Qualche giorno fa, l’ex ministro dell’Economia iraniano Ehsan Khandouzi ha scatenato allarme sui mercati internazionali con un post su X: «Da domani, per cento giorni, nessuna petroliera o nave gasiera potrà attraversare lo Stretto di Hormuz senza l’approvazione dell’Iran». Pur non essendo una dichiarazione ufficiale del governo, le parole di Khandouzi pesano. Un blocco nel punto di transito del 30% dell’energia fossile mondiale potrebbe far schizzare il prezzo del petrolio verso i 100 dollari al barile, con conseguenze globali.

Il rischio invisibile per l’Italia

Oltre agli effetti sui prezzi energetici, lo scenario preoccupa profondamente anche l’economia italiana. Negli ultimi anni, l’export made in Italy ha trovato nel Golfo Persico uno sbocco sempre più importante. La stabilità di quest’area è oggi vitale per le esportazioni tricolori. Con un rallentamento globale in corso e partner tradizionali in difficoltà, il mercato arabo è diventato un’ancora di salvezza per i produttori italiani.

Boom tricolore tra Dubai e Riad

Nel 2024, le vendite di beni italiani negli Emirati Arabi Uniti sono cresciute di 1,27 miliardi di euro (+19%), mentre l’export verso l’Arabia Saudita è aumentato addirittura di 1,4 miliardi (+30%). Buoni risultati anche in Qatar e Oman. Se si escludono Turchia e Kirghizistan — usate in parte per eludere le sanzioni contro la Russia — l’Arabia Saudita è oggi il mercato in maggiore espansione per l’Italia. Senza questi flussi, il quadro complessivo dell’export nazionale sarebbe molto più negativo.

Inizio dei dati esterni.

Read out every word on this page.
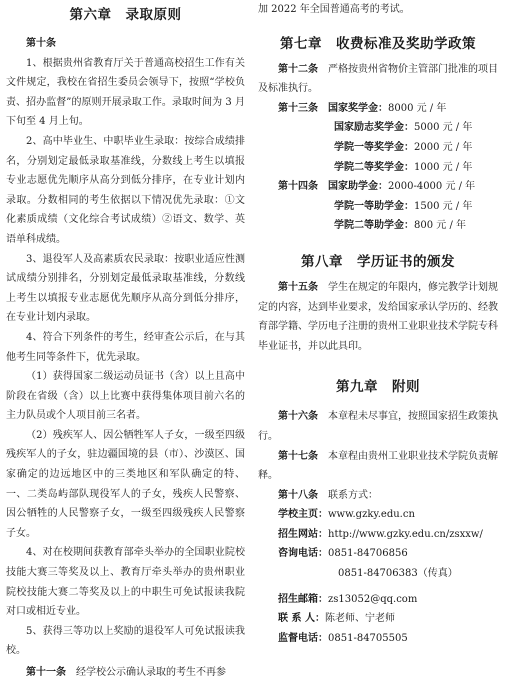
第六章　录取原则

第十条

1、根据贵州省教育厅关于普通高校招生工作有关文件规定，我校在省招生委员会领导下，按照“学校负责、招办监督”的原则开展录取工作。录取时间为 3 月下旬至 4 月上旬。

2、高中毕业生、中职毕业生录取：按综合成绩排名，分别划定最低录取基准线，分数线上考生以填报专业志愿优先顺序从高分到低分排序，在专业计划内录取。分数相同的考生依据以下情况优先录取：①文化素质成绩（文化综合考试成绩）②语文、数学、英语单科成绩。

3、退役军人及高素质农民录取：按职业适应性测试成绩分别排名，分别划定最低录取基准线，分数线上考生以填报专业志愿优先顺序从高分到低分排序，在专业计划内录取。

4、符合下列条件的考生，经审查公示后，在与其他考生同等条件下，优先录取。

（1）获得国家二级运动员证书（含）以上且高中阶段在省级（含）以上比赛中获得集体项目前六名的主力队员或个人项目前三名者。

（2）残疾军人、因公牺牲军人子女，一级至四级残疾军人的子女，驻边疆国境的县（市）、沙漠区、国家确定的边远地区中的三类地区和军队确定的特、一、二类岛屿部队现役军人的子女，残疾人民警察、因公牺牲的人民警察子女，一级至四级残疾人民警察子女。

4、对在校期间获教育部牵头举办的全国职业院校技能大赛三等奖及以上、教育厅牵头举办的贵州职业院校技能大赛二等奖及以上的中职生可免试报读我院对口或相近专业。

5、获得三等功以上奖励的退役军人可免试报读我校。

第十一条　 经学校公示确认录取的考生不再参

加 2022 年全国普通高考的考试。

第七章　收费标准及奖助学政策

第十二条　 严格按贵州省物价主管部门批准的项目及标准执行。

第十三条
　 国家奖学金： 8000 元 / 年
国家励志奖学金： 5000 元 / 年
学院一等奖学金： 2000 元 / 年
学院二等奖学金： 1000 元 / 年
第十四条
　 国家助学金： 2000-4000 元 / 年
学院一等助学金： 1500 元 / 年
学院二等助学金： 800 元 / 年
第八章　学历证书的颁发

第十五条　 学生在规定的年限内，修完教学计划规定的内容，达到毕业要求，发给国家承认学历的、经教育部学籍、学历电子注册的贵州工业职业技术学院专科毕业证书，并以此具印。

第九章　附则

第十六条　 本章程未尽事宜，按照国家招生政策执行。

第十七条　 本章程由贵州工业职业技术学院负责解释。

第十八条　 联系方式：

学校主页： www.gzky.edu.cn
招生网站： http://www.gzky.edu.cn/zsxxw/
咨询电话： 0851-84706856
0851-84706383（传真）
招生邮箱： zs13052@qq.com
联 系 人： 陈老师、宁老师
监督电话： 0851-84705505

La fragile tenuta dell’export italiano

I risultati positivi nel Golfo compensano i dati negativi in mercati chiave: nel 2024, l’Italia ha già registrato un calo dell’11,7% delle esportazioni verso la Cina, con Germania, Francia e Stati Uniti in stagnazione o inasprimento delle barriere commerciali. Washington, in particolare, ha portato i dazi a livelli mai visti dal 1940. In questo contesto, i petrodollari del Golfo sono essenziali per evitare un crollo dell’export italiano.

Hormuz e Mar Rosso sotto assedio

Ma il clima nella regione si fa sempre più incandescente. Marco Forgione, direttore del Chartered Institute of Export and International Trade di Londra, segnala un aumento del 60% dei costi assicurativi per transitare dallo Stretto di Hormuz, anche per i portacontainer. Nei porti degli Emirati si formano code di navi, mentre disturbi ai segnali satellitari — probabilmente causati dal conflitto in corso — hanno già provocato una collisione tra due petroliere. «Viviamo una fase di tensioni simultanee a Hormuz e nel Mar Rosso, proprio mentre gli Stati Uniti rimettono in discussione le regole del commercio globale», spiega Forgione. «Questa è una minaccia esistenziale per l’economia mondiale».